November 10th 2013

Don’t forget to write

Writing is a powerful tool for learning and preserving mental acuity. A survey of current research reveals that writing powerfully influences learning, achieving goals, and staying sharp in old age.

Handwriting starts out as scribbles. With encouragement a toddler’s abstract art becomes pictures they can talk about which leads then to recognizing and drawing shapes. This experience with lines and curves prepares young children to write and recognize letters. The transition to actual writing occurs when children can trace and then copy letters that are important to them ie: the first letter of a child’s name. Typically, this process forms the foundation for learning to read.

So, what happens when a child types on a computer keyboard instead? Researchers at Indiana University compared two groups of preschoolers. One group learned letters and symbols by handwriting, the other by typing. MRI scans showed that the brains of the children in the handwriting group could distinguish between letters and shapes but the typing group could not. “Handwriting seems to prime the brain to respond to letters in a literate way that typing doesn’t,” says Karin Harman James psychology professor.

That’s fine in the laboratory but a parent has to deal with their tyke’s real life fascination with technology. Luckily, an iPhone app: “abc PocketPhonics” guides children to draw letters with finger or stylus on the screen.

Not just for kids

But there’s more than children’s games involved when we write. Writing continues to stimulate learning in adult brains. Studies at Aix-Marseille University in France noted that adults as well as preschoolers who were learning a foreign alphabet retained more information longer when they learned by writing rather than with a keyboard. The act of writing involves the brain in processing and experiencing the shape of the letters. According to Theirry Olive, a scientist at the National Center for Scientific Research in Paris, the additional movement required to write stimulates visual and motor systems as well as the brain’s emotional centers. This proves useful when learning symbol systems for mathematics, music and chemistry and when learning a graphically different language such as Mandarin.

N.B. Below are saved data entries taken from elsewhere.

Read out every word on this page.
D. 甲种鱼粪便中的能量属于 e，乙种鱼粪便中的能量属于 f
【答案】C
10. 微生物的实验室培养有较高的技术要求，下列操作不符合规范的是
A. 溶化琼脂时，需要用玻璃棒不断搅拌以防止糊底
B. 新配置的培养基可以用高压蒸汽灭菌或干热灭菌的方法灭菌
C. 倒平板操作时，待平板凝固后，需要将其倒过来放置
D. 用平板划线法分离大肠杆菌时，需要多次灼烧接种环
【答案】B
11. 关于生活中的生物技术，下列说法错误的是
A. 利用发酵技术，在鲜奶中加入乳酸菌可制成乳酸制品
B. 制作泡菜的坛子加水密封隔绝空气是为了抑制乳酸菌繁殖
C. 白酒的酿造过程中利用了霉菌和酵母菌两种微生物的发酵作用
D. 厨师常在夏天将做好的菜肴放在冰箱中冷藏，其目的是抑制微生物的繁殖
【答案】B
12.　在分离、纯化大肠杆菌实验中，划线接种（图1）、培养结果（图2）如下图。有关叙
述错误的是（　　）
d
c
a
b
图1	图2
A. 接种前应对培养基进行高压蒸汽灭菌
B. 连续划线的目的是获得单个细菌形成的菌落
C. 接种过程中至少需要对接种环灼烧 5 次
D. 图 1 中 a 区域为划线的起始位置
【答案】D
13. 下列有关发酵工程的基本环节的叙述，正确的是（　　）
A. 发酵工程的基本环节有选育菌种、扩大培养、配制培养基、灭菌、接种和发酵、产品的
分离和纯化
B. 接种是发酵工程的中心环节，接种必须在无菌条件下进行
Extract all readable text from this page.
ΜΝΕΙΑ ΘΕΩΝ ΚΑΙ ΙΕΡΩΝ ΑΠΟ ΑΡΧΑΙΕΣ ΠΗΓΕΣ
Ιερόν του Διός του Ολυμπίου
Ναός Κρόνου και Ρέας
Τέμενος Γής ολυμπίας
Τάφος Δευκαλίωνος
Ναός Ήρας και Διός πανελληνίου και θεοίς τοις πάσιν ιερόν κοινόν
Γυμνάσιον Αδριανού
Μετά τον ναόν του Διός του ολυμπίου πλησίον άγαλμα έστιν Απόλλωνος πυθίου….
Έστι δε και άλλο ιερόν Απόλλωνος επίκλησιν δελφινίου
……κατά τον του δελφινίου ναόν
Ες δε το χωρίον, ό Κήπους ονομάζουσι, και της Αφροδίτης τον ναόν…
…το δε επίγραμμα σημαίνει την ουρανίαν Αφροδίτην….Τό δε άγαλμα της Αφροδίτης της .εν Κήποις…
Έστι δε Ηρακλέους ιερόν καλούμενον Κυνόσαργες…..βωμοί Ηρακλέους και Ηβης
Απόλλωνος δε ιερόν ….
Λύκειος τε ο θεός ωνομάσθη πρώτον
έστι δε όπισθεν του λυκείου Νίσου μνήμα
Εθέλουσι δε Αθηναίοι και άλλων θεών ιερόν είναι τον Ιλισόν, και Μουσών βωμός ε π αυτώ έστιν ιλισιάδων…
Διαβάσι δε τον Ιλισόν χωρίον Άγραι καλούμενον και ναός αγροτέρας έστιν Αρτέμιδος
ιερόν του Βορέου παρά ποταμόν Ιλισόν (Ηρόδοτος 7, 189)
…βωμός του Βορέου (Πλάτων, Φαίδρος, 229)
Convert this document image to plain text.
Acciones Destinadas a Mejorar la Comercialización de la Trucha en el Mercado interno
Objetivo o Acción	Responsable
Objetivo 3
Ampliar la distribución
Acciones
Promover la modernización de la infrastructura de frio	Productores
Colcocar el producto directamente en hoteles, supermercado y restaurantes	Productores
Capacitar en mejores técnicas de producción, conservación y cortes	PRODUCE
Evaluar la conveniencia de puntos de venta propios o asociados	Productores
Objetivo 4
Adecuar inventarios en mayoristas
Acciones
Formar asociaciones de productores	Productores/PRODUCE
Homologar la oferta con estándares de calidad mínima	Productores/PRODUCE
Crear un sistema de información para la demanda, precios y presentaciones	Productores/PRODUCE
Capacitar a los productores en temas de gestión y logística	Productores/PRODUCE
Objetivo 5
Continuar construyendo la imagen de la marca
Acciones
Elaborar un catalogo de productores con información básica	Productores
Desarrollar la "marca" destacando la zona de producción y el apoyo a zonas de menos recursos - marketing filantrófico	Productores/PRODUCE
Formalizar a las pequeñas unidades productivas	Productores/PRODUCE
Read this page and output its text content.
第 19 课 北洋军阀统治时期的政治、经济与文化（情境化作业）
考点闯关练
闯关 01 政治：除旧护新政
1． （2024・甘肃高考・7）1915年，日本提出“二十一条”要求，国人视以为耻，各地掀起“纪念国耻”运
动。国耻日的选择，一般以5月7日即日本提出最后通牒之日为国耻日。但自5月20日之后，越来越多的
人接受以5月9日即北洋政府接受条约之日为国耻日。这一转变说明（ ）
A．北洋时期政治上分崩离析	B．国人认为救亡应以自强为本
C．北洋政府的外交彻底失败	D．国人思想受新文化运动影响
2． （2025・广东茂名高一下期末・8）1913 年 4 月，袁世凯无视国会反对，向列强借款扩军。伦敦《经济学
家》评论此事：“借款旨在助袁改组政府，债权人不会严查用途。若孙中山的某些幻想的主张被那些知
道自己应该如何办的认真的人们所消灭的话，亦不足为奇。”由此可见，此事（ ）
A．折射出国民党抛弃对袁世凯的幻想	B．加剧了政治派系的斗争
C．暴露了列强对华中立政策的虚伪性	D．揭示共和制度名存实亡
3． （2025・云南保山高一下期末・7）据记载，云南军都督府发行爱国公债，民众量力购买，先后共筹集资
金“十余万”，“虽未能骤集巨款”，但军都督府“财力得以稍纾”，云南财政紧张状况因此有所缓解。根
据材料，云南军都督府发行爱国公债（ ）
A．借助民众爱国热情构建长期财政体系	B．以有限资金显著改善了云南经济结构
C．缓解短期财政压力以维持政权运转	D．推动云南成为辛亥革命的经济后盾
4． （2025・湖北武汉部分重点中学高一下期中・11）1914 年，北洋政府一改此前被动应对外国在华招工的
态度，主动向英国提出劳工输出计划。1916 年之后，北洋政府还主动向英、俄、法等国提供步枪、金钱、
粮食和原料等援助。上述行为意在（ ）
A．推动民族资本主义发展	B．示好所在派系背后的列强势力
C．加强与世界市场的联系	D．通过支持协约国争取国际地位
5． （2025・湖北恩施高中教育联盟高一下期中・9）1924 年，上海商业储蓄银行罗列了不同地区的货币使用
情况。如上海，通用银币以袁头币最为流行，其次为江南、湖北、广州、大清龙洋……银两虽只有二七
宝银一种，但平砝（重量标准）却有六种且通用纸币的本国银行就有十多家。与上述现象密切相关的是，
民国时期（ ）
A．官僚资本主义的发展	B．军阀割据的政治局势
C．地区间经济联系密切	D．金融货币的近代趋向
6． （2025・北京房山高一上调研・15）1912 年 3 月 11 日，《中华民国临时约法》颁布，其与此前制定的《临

Other research highlights the hand’s unique relationship with the brain when it comes to composing thoughts and ideas. Virginia Berninger, a professor of educational psychology at the University of Washington says images of the brain illustrate that sequential finger movements activate massive regions involved in thinking, language and working memory. A recent study demonstrated that children wrote more words faster, and expressed more ideas when writing essays by hand versus with a keyboard.

Lest we forget

According to a study in Clinical Interventions in Aging Chinese researchers found that elderly subjects experiencing mild cognitive impairment who took up calligraphy for eight weeks experienced improved brain function while the control group got worse.

Make a list

With so many things on our minds this time of year writing can help us achieve our goals. Cells at the base of our brains called the reticular activating system (RAS) act as a filter. The RAS prioritizes what you are focusing on at any given moment. The physical act of writing sends a signal to the cerebral cortex that alerts it to pay attention.

Writer’s block

And what about all that fun scribbling we gave up so long ago? Perhaps doodling will help you compose that holiday letter. The book, The Doodle Revolution by Sunni Brown suggests that drawing stimulates the neurological networks responsible for imagination and discovery.

Read write and draw with a child every day!

Lately, I have been enjoying I Love to Draw books by Jennifer Lipsey. In these how-to books, simple cartoons are built on squiggles and geometric shapes. The books are bright and lively with a minimum of text. Although they are written for children, I have been having lots of fun with them all by myself.